Part 2) Back Attack*
30sec Isometric Bent Over Row Hold
30sec Max Reps Bent Over Row
30sec Rest
*Band or DB choice (see notes)


2x (Faster Pace/Moving on Round 2)
30sec Side Shuffle
30sec Forearm Plank
30sec High Knees
30sec Side Plank Left
30sec Up-Downs
30sec Side Plank Right
30sec Rest

Part 1)
Strong and steady pacing throughout on this one. The rest in between each section should give you time to “reload” your energy and try to hold a faster pace as you go along, especially because the sets of reps are smaller.

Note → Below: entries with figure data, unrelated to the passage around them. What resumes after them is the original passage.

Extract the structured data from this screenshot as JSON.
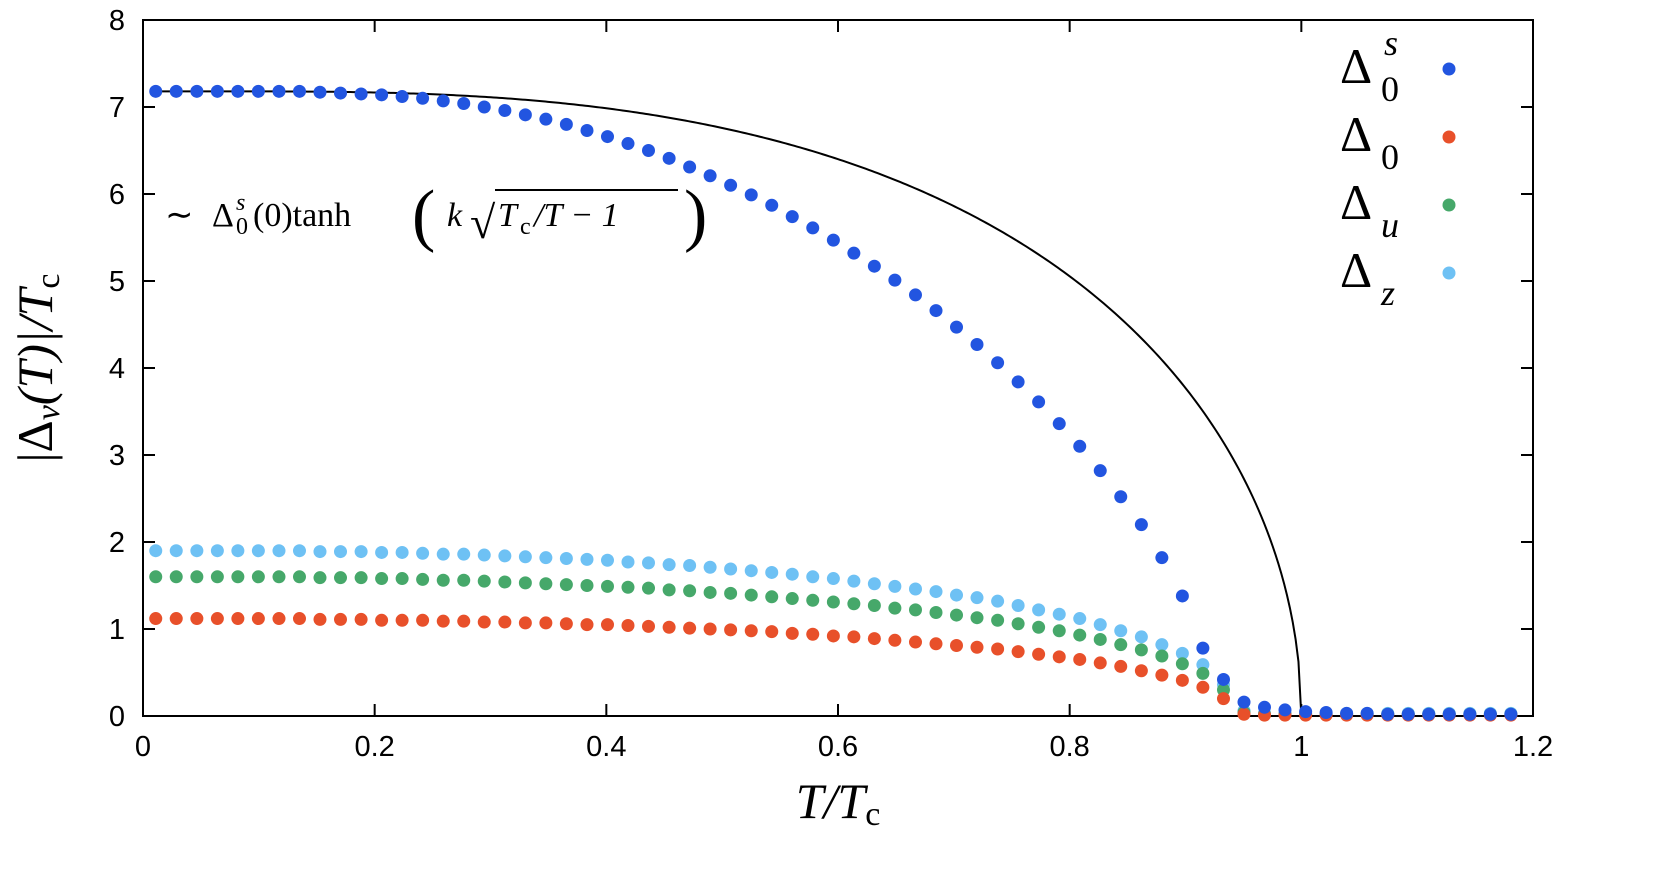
{
  "chart_data": {
    "type": "scatter",
    "title": "",
    "xlim": [
      0,
      1.2
    ],
    "ylim": [
      0,
      8
    ],
    "x_ticks": [
      "0",
      "0.2",
      "0.4",
      "0.6",
      "0.8",
      "1",
      "1.2"
    ],
    "y_ticks": [
      "0",
      "1",
      "2",
      "3",
      "4",
      "5",
      "6",
      "7",
      "8"
    ],
    "xlabel": {
      "base": "T/T",
      "sub": "c"
    },
    "ylabel": {
      "open": "|Δ",
      "sub": "ν",
      "mid": "(T)|/T",
      "sub2": "c"
    },
    "annotation": {
      "tilde": "∼",
      "delta": "Δ",
      "delta_sub": "0",
      "delta_sup": "s",
      "arg": "(0)tanh",
      "lparen": "(",
      "k": "k",
      "radical": "√",
      "tc": "T",
      "tc_sub": "c",
      "ratio": "/T − 1",
      "rparen": ")"
    },
    "fit": {
      "name": "fit",
      "delta0": 7.18,
      "k": 1.75,
      "color": "#000000"
    },
    "x": [
      0.011,
      0.0287,
      0.0465,
      0.0642,
      0.0819,
      0.0996,
      0.1174,
      0.1351,
      0.1528,
      0.1705,
      0.1883,
      0.206,
      0.2237,
      0.2414,
      0.2592,
      0.2769,
      0.2946,
      0.3124,
      0.3301,
      0.3478,
      0.3655,
      0.3833,
      0.401,
      0.4187,
      0.4364,
      0.4542,
      0.4719,
      0.4896,
      0.5073,
      0.5251,
      0.5428,
      0.5605,
      0.5782,
      0.596,
      0.6137,
      0.6314,
      0.6491,
      0.6669,
      0.6846,
      0.7023,
      0.72,
      0.7378,
      0.7555,
      0.7732,
      0.791,
      0.8087,
      0.8264,
      0.8441,
      0.8619,
      0.8796,
      0.8973,
      0.915,
      0.9328,
      0.9505,
      0.9682,
      0.9859,
      1.0037,
      1.0214,
      1.0391,
      1.0568,
      1.0746,
      1.0923,
      1.11,
      1.1277,
      1.1455,
      1.1632,
      1.1809
    ],
    "series": [
      {
        "name": "Δ0s",
        "label": {
          "base": "Δ",
          "sub": "0",
          "sup": "s"
        },
        "color": "#2255e0",
        "values": [
          7.18,
          7.18,
          7.18,
          7.18,
          7.18,
          7.18,
          7.18,
          7.18,
          7.17,
          7.16,
          7.15,
          7.14,
          7.12,
          7.1,
          7.07,
          7.04,
          7.0,
          6.96,
          6.91,
          6.86,
          6.8,
          6.73,
          6.66,
          6.58,
          6.5,
          6.41,
          6.31,
          6.21,
          6.1,
          5.99,
          5.87,
          5.74,
          5.61,
          5.47,
          5.32,
          5.17,
          5.01,
          4.84,
          4.66,
          4.47,
          4.27,
          4.06,
          3.84,
          3.61,
          3.36,
          3.1,
          2.82,
          2.52,
          2.2,
          1.82,
          1.38,
          0.78,
          0.42,
          0.16,
          0.1,
          0.07,
          0.05,
          0.04,
          0.03,
          0.03,
          0.02,
          0.02,
          0.02,
          0.02,
          0.02,
          0.02,
          0.02
        ]
      },
      {
        "name": "Δ0",
        "label": {
          "base": "Δ",
          "sub": "0",
          "sup": ""
        },
        "color": "#e8502a",
        "values": [
          1.12,
          1.12,
          1.12,
          1.12,
          1.12,
          1.12,
          1.12,
          1.12,
          1.11,
          1.11,
          1.11,
          1.1,
          1.1,
          1.1,
          1.09,
          1.09,
          1.08,
          1.08,
          1.07,
          1.07,
          1.06,
          1.05,
          1.05,
          1.04,
          1.03,
          1.02,
          1.01,
          1.0,
          0.99,
          0.98,
          0.97,
          0.95,
          0.94,
          0.92,
          0.91,
          0.89,
          0.87,
          0.85,
          0.83,
          0.81,
          0.79,
          0.77,
          0.74,
          0.71,
          0.68,
          0.65,
          0.61,
          0.57,
          0.52,
          0.47,
          0.41,
          0.33,
          0.2,
          0.02,
          0.01,
          0.01,
          0.01,
          0.01,
          0.01,
          0.01,
          0.01,
          0.01,
          0.01,
          0.01,
          0.01,
          0.01,
          0.01
        ]
      },
      {
        "name": "Δu",
        "label": {
          "base": "Δ",
          "sub": "u",
          "sup": ""
        },
        "color": "#46a86a",
        "values": [
          1.6,
          1.6,
          1.6,
          1.6,
          1.6,
          1.6,
          1.6,
          1.6,
          1.59,
          1.59,
          1.59,
          1.58,
          1.58,
          1.57,
          1.56,
          1.56,
          1.55,
          1.54,
          1.53,
          1.52,
          1.51,
          1.5,
          1.49,
          1.48,
          1.47,
          1.45,
          1.44,
          1.42,
          1.41,
          1.39,
          1.37,
          1.35,
          1.33,
          1.31,
          1.29,
          1.27,
          1.24,
          1.22,
          1.19,
          1.16,
          1.13,
          1.1,
          1.06,
          1.02,
          0.98,
          0.93,
          0.88,
          0.82,
          0.76,
          0.69,
          0.6,
          0.49,
          0.3,
          0.04,
          0.02,
          0.02,
          0.02,
          0.02,
          0.02,
          0.02,
          0.02,
          0.02,
          0.02,
          0.02,
          0.02,
          0.02,
          0.02
        ]
      },
      {
        "name": "Δz",
        "label": {
          "base": "Δ",
          "sub": "z",
          "sup": ""
        },
        "color": "#6ec1f4",
        "values": [
          1.9,
          1.9,
          1.9,
          1.9,
          1.9,
          1.9,
          1.9,
          1.9,
          1.89,
          1.89,
          1.89,
          1.88,
          1.88,
          1.87,
          1.86,
          1.86,
          1.85,
          1.84,
          1.83,
          1.82,
          1.81,
          1.8,
          1.79,
          1.77,
          1.76,
          1.74,
          1.73,
          1.71,
          1.69,
          1.67,
          1.65,
          1.63,
          1.6,
          1.58,
          1.55,
          1.52,
          1.49,
          1.46,
          1.43,
          1.39,
          1.36,
          1.32,
          1.27,
          1.22,
          1.17,
          1.12,
          1.05,
          0.98,
          0.91,
          0.82,
          0.72,
          0.59,
          0.36,
          0.06,
          0.03,
          0.03,
          0.03,
          0.03,
          0.03,
          0.03,
          0.03,
          0.03,
          0.03,
          0.03,
          0.03,
          0.03,
          0.03
        ]
      }
    ]
  }
}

For the snatches, jump big while flicking the wrist overhead to punch the dumbbell up towards the ceiling. Three different ways to alternate the dumbbell (at the shoulder, below eye-level in mid-air, and at the ground). Do what works best for you, practice before you start!

Part 2)
These virtual workouts are a good reason to add in some fun/unique accessory work into our workouts. See the videos below… You’re going to hold a dumbbell (or stand on your band and pull in similar direction), and squeeze your entire back as hard as you can for 30 seconds. Right at that 30sec, you’ll hammer out 30 seconds worth of the full range of motion movement. A ton of reps, your back and arms should feel like a machine gun. Have fun!